Basic Books, 2017; 320 pages; $28.00

The first person to discover where babies come from, strictly speaking, was a German biologist named Oscar Hertwig. In 1875, working at his microscope in a Naples, Italy laboratory, Hertwig dabbed a drop of sea urchin semen against the gelatinous surface of a sea urchin egg. “Moments later,” according to science journalist Edward Dolnick, “the nucleus of the sperm cell came into view, inside the egg…and then—before Hertwig’s eyes—the two nuclei fused into one. No one in history had ever seen the process of fertilization play out.”

Forgive me for giving away the ending, but Hertwig’s revelation occupies only the last three pages of a rich and entertaining history of conceptions and misconceptions about the reproductive process.

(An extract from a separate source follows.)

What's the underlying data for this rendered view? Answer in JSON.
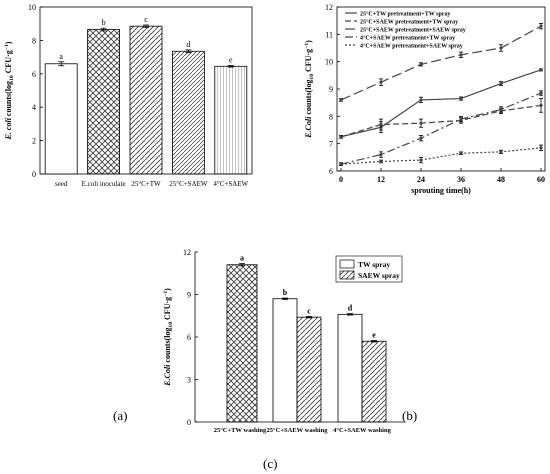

Was the woman merely a passive field in which the male planted a “seed” carried somehow in semen? Many believed this; in fact, the word semen comes from the Latin word for seed. Or did the woman produce an egg, as did many other creatures, with “semen” only playing a role as a mysterious stimulant to the development of the embryo? William Harvey, best known for his work on the circulation of the blood, argued thus in a 1651 opus, Disputations Touching the Generation of Animals, whose title page bore the Latin motto Ex Ovo Omnia (Everything comes from the egg). Informed opinion through the 1600’s and the 1700’s was split between these two opposing camps. 

A major source of this confusion was that, for humans at least, egg and sperm were so small. Early microscopists had observed sperm cells in semen as early as the 1600’s, but they mistook the wriggling swimmers as parasitic squatters, akin to the little creatures seen in drops of pond water. And searches for eggs in newly impregnated women, or in dissected ovaries, failed to turn up anything convincing until 1827, when Karl Ernst von Baer, an Estonian biologist, observed a “small yellow spot in a little sac” in the ovaries of a dog.

An even bigger obstacle, however, was the difficulty of imagining living organisms as self-assembling communities of cells. Champions of both semen and egg tended to view them as bearers of miniature creatures, rather than sets of do-it-yourself instructions. The prevailing wisdom was that God not only created all living creatures during the first week of Genesis, but that he created all generations of all creatures back then. By this logic, Eve’s egg (or Adam’s semen) contained miniature humans who in turn contained miniature humans, and so on like an infinite set of nesting dolls. The logical difficulties of this theory were legion—how did it account for the fact that children often resembled both parents, for instance—but the notion of pre-existence, as it was known, dominated throughout the 1700’s.

It’s easy to smile at such quaint ideas in an era when the birds and the bees, not to mention DNA and gene modification, are part of everyday discourse. But today’s common knowledge, as Dolnick shows, owes everything to the anatomists, microscopists, and clever experimentalists who labored for centuries over life’s greatest mystery.